All Things Microsoft > Microsoft as a Company
DirectX 10: We care about gamers
worker201:
Actually, according to my information, you're both wrong.
http://www.mplayerhq.hu/DOCS/HTML/en/menc-feat-vcd-dvd.html
this says that NTSC is 704x480 @~30fps. Widescreen format is 720x480. Or, for lower resolution, cut each number in half: 352x240 or 360x240.
Lead Head:
ok, standard def TVs are 352x240. Thats why when you connect your computer upto a standared def TV it always looks crap even if you set it at 640x480.
Refalm:
--- Quote from: Lead Head ---ok, standard def TVs are 352x240. Thats why when you connect your computer upto a standared def TV it always looks crap even if you set it at 640x480.
--- End quote ---
Whenever I connect my PC to my tv, the maximum resolution is 1024x768 at 60 Hz. Maybe it's because I have PAL instead of NTSC?
Aloone_Jonez:
Yes, NTSC is shit, I think its limit is 640x480 and PAL is 800x600, I wonder how you got 1024x768?
Your PC always looks shit on a TV because the picture is much bigger and the tube is of a lower quality than most monitors.
skyman8081:
I study video engineering let me clear some stuff up.
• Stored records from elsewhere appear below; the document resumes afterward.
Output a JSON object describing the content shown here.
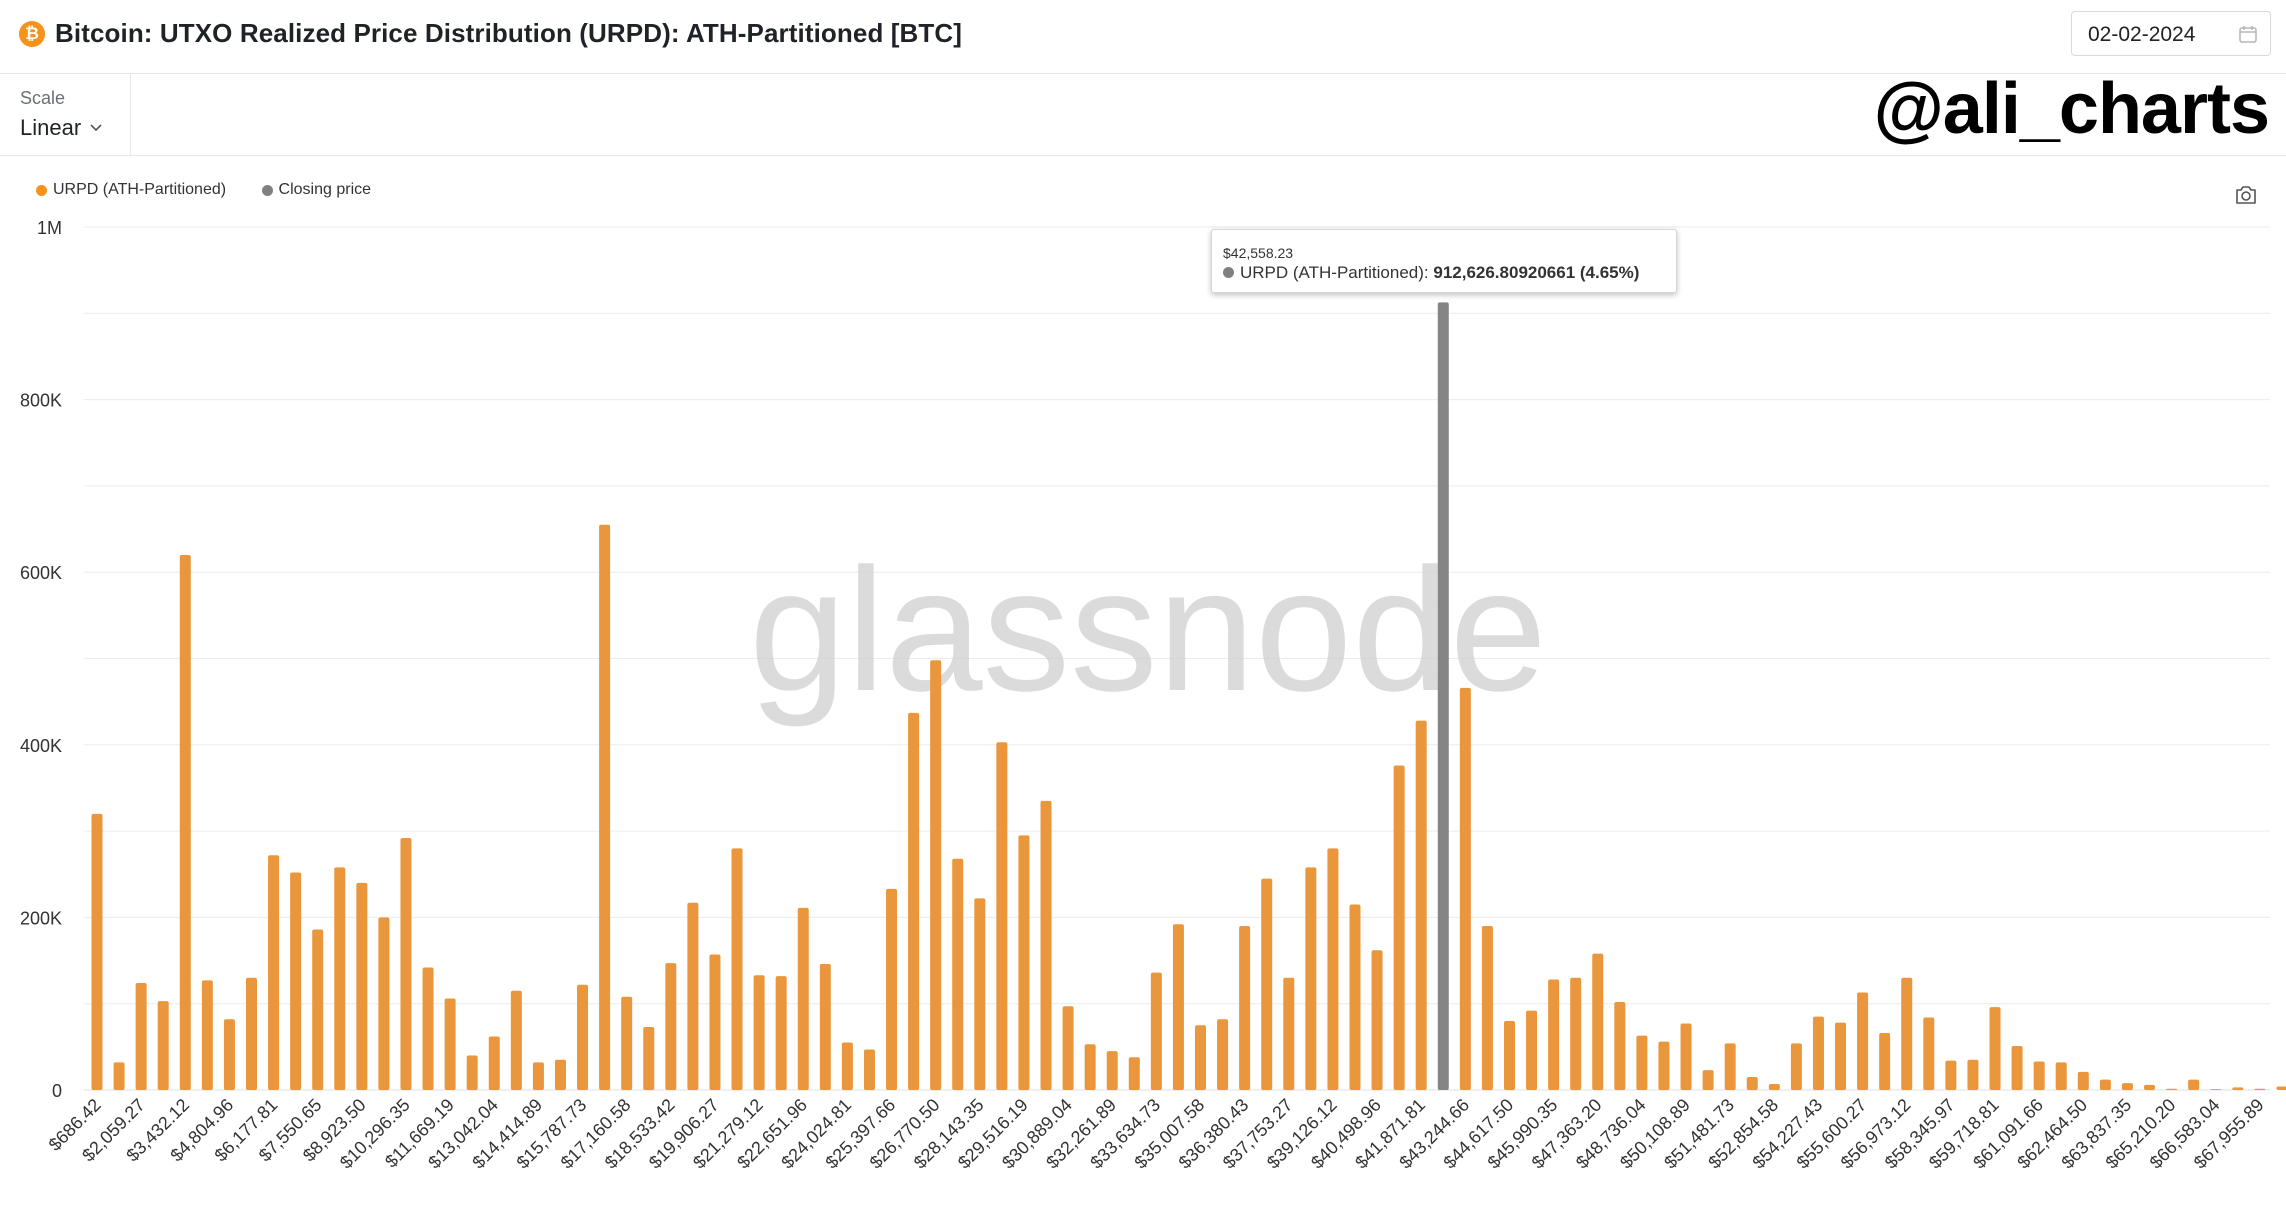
{
  "header": {
    "title": "Bitcoin: UTXO Realized Price Distribution (URPD): ATH-Partitioned [BTC]",
    "coin_icon": "bitcoin-icon",
    "coin_glyph": "₿",
    "date": "02-02-2024"
  },
  "toolbar": {
    "scale_label": "Scale",
    "scale_value": "Linear"
  },
  "watermark": {
    "handle": "@ali_charts",
    "brand": "glassnode"
  },
  "legend": {
    "items": [
      {
        "label": "URPD (ATH-Partitioned)",
        "color": "#f7931a"
      },
      {
        "label": "Closing price",
        "color": "#808080"
      }
    ]
  },
  "tooltip": {
    "title": "$42,558.23",
    "series": "URPD (ATH-Partitioned):",
    "value": "912,626.80920661 (4.65%)"
  },
  "colors": {
    "bar": "#e9963c",
    "highlight_bar": "#858585",
    "grid": "#ececec"
  },
  "chart_data": {
    "type": "bar",
    "title": "Bitcoin: UTXO Realized Price Distribution (URPD): ATH-Partitioned [BTC]",
    "xlabel": "",
    "ylabel": "",
    "ylim": [
      0,
      1000000
    ],
    "y_ticks": [
      "0",
      "200K",
      "400K",
      "600K",
      "800K",
      "1M"
    ],
    "y_tick_values": [
      0,
      200000,
      400000,
      600000,
      800000,
      1000000
    ],
    "x_tick_labels": [
      "$686.42",
      "$2,059.27",
      "$3,432.12",
      "$4,804.96",
      "$6,177.81",
      "$7,550.65",
      "$8,923.50",
      "$10,296.35",
      "$11,669.19",
      "$13,042.04",
      "$14,414.89",
      "$15,787.73",
      "$17,160.58",
      "$18,533.42",
      "$19,906.27",
      "$21,279.12",
      "$22,651.96",
      "$24,024.81",
      "$25,397.66",
      "$26,770.50",
      "$28,143.35",
      "$29,516.19",
      "$30,889.04",
      "$32,261.89",
      "$33,634.73",
      "$35,007.58",
      "$36,380.43",
      "$37,753.27",
      "$39,126.12",
      "$40,498.96",
      "$41,871.81",
      "$43,244.66",
      "$44,617.50",
      "$45,990.35",
      "$47,363.20",
      "$48,736.04",
      "$50,108.89",
      "$51,481.73",
      "$52,854.58",
      "$54,227.43",
      "$55,600.27",
      "$56,973.12",
      "$58,345.97",
      "$59,718.81",
      "$61,091.66",
      "$62,464.50",
      "$63,837.35",
      "$65,210.20",
      "$66,583.04",
      "$67,955.89"
    ],
    "highlight_index": 61,
    "closing_price": "$42,558.23",
    "series": [
      {
        "name": "URPD (ATH-Partitioned)",
        "values": [
          320000,
          32000,
          124000,
          103000,
          620000,
          127000,
          82000,
          130000,
          272000,
          252000,
          186000,
          258000,
          240000,
          200000,
          292000,
          142000,
          106000,
          40000,
          62000,
          115000,
          32000,
          35000,
          122000,
          655000,
          108000,
          73000,
          147000,
          217000,
          157000,
          280000,
          133000,
          132000,
          211000,
          146000,
          55000,
          47000,
          233000,
          437000,
          498000,
          268000,
          222000,
          403000,
          295000,
          335000,
          97000,
          53000,
          45000,
          38000,
          136000,
          192000,
          75000,
          82000,
          190000,
          245000,
          130000,
          258000,
          280000,
          215000,
          162000,
          376000,
          428000,
          912627,
          466000,
          190000,
          80000,
          92000,
          128000,
          130000,
          158000,
          102000,
          63000,
          56000,
          77000,
          23000,
          54000,
          15000,
          7000,
          54000,
          85000,
          78000,
          113000,
          66000,
          130000,
          84000,
          34000,
          35000,
          96000,
          51000,
          33000,
          32000,
          21000,
          12000,
          8000,
          6000,
          1500,
          12000,
          1000,
          3000,
          1500,
          4000
        ]
      }
    ],
    "grid": true,
    "legend_position": "top-left"
  }
}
NTSC is 720 x 480 interlaced frames at 60Hz, This framterate was picked because the AC power in the US cycles at 60Hz. The pixels on an NTSC TV are not square like the ones on your computer monitor. They are slightly skinny, widescreen TV is the same, but the pixels are simply wider than they are tall
PAL, on the other hand is 525 lines, but at 50Hz, a ower framerate, again, because the UK and Europe AC power cycles at 50 Hz. PAL uses a very interesting solution for widescreen broadcast. They use a system called PAL Plus, in which widescreen content is broadcasted letterboxed, BUT with extra data in the space that the letterboxes use, thus when a PAL Plus receiver is used, the box will take that data to fill in the information that would otherwise be lost in the cropping procedure. This system is not as widely used anymore as it once was, however.
I'm not going to go into SECAM, because nobody uses it anymore.